No one was wearing any personal protective clothing (bright reflective vests). This type of vest is specifically made, and required by the County, to aid motorists in seeing workers in the road and to aid workers in the road from being hurt or fatally injured. In addition, there are standard requirements for traffic control – signs, protective devices such as cones, flaggers) in all work zones, whether or not there is paving or other “heavy” work or just landscape operations.

I called the County’s Road and Bridge Department, Right-of-way Permitting Section, and spoke with a very knowledgeable man. He confirmed that the County is still requiring all contractors, including County landscape maintenance contractors, to comply with all County regulations. In this case, he promised to look into it personally – if he could find a hole in his schedule. A quick check of the organization chart on the County’s web site indicates that the County has only four positions for right-of-way inspectors, one of which is vacant. In addition, the supervisor position for that section is also vacant. One of the three positions is dedicated to FDOT rights-of-way under an agreement with FDOT, leaving two people to inspect all of the ongoing roadway operations in the County. Two people for over 1500 miles of roadway!

One would think that with all of the unemployment and down-sizing that is prevalent these days that safety would not be forced to take a hit along with economy. I still know many of the County’s Transportation Division employees and they are uniformly dedicated and knowledgeable about their responsibilities. The issue that I have is with the management priorities in this crazy world in which we now live. I see evidence of lack of concern about public (and personal) safety almost on a daily basis. At the same time, I see areas of county government that appear to have an excess of personnel in a sparse work environment.

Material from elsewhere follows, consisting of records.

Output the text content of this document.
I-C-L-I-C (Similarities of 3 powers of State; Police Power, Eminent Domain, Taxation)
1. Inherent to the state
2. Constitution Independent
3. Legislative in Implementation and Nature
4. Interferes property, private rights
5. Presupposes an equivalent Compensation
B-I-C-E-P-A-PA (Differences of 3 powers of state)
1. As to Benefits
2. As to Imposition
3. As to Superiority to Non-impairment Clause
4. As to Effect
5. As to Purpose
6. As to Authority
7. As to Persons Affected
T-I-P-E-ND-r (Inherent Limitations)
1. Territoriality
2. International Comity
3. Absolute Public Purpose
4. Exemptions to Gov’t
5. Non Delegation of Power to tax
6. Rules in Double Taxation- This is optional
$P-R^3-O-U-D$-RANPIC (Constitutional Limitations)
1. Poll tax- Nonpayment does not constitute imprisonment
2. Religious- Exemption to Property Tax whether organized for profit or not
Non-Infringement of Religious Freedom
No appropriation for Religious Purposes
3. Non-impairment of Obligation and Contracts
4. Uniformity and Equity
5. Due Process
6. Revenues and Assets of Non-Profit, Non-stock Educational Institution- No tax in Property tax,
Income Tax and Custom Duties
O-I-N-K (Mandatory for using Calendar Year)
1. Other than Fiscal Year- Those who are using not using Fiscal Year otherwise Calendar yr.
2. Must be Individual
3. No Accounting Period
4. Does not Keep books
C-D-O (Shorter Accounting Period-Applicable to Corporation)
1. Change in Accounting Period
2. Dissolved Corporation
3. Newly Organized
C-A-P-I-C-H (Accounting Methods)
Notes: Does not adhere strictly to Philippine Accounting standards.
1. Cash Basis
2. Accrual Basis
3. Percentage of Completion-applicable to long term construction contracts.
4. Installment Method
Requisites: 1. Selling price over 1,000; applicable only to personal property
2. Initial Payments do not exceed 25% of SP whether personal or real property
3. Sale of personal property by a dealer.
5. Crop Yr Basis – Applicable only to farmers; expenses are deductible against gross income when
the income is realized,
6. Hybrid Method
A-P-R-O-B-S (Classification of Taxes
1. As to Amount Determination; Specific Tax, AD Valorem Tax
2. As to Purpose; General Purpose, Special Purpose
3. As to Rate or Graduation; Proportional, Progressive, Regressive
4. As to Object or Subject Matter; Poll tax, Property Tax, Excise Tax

I do not blame any person for wanting to keep their job, but perhaps if there was better management understanding of the importance of safe operations, there might be a shift in assignments and additional training to assure that both the workers and the public were not placed in jeopardy by a contractor or another individual that wanted to shortcut to save time or money.

Unfortunately, the landscapers and tree trimmers will continue to place themselves and motorists in danger until both they and the County take their safety responsibilities seriously.

Is it just me, or is anyone else concerned?